Plot centers on the survivor from the first movie, now helping a doctor who's working with troubled teens in a hospital. Of course the kids all have nightmares in common, and get picked off one-by-one in their sleep. But not all of them die: yet the ones that do, though, die wonderfully. The first film is the best, but this one really did it for me. The cast was first-rate, featuring "Nancy" from part one: Heather Langenkamp, Craig Wasson as a doctor (the main hero) and John Saxon returning as our heroine's cop father. And of course Robert Englund is here in all his glory... the kids were all perfectly cast (including Patricia Arquette) and at the time, being a fan of "Apocalypse Now" it was neat seeing Larry Fishburne (who hadn't yet made the Lawrence transition) as a friendly male nurse. This was the swan song of the Freddy films, and is more than just a gory horror picture. Character-development, action, and some great comedic moments - like Dick Cavett turning into Freddy and killing his talk show guest Zsa Zsa Gabor, make for some awesome entertainment.

SWING SHIFT

title: SWING SHIFT
year: 1984
genre: Romance/Comedy
starring: Goldie Hawn, Kurt Russell, Ed Harris, Christine Lahti
rating: **1/2

Centers on a housewife whose husband goes to war in 1941, right after Pearl Harbor. Thus Goldie Hawn is called, along with many other women, to aid in the war effort by working in a war plane factory. Christine Lahti plays her outgoing and somewhat lusty best friend, a failed nightclub singer who's got the hots for Fred Ward, the nightclub's owner.
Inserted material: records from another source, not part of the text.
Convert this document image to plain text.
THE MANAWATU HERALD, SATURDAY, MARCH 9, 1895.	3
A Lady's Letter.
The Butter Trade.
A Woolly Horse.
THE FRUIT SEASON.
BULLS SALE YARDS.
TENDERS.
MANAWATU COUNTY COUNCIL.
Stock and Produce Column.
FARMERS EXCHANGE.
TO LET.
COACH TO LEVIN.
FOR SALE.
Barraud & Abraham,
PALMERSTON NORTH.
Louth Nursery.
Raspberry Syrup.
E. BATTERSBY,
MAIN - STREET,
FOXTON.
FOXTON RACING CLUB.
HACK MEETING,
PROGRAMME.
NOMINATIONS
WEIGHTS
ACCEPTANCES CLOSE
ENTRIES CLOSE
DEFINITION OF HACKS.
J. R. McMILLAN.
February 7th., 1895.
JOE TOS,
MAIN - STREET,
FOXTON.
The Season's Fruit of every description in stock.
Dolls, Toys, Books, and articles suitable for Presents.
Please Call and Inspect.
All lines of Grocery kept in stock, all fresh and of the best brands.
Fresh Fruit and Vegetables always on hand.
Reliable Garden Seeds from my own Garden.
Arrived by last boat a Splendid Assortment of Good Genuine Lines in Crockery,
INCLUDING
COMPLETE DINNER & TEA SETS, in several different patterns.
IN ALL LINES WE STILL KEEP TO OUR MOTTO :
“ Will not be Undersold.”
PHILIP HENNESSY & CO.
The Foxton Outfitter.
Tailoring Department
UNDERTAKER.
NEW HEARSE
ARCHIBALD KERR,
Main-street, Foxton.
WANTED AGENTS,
And Kurt Russell plays a trumpet playing player named "Lucky" who doesn't have to fight the war because of a heart condition... which doesn't seem to exist as he can play trumpet all night, drink, chain smoke, and have an affair. According to Demme the movie was ruined in the editing room, making it more of a standard romantic comedy than a character-study of women working in factories. It is a somewhat entertaining time-waster, but it could have been much, much better, centering more on Hawn and Lauti than the Hawn/Russell romance.And at the very end, when Hawn and Lauti (along with their female workmates) look back upon their good times, the audience too wishes there was more of that to experience.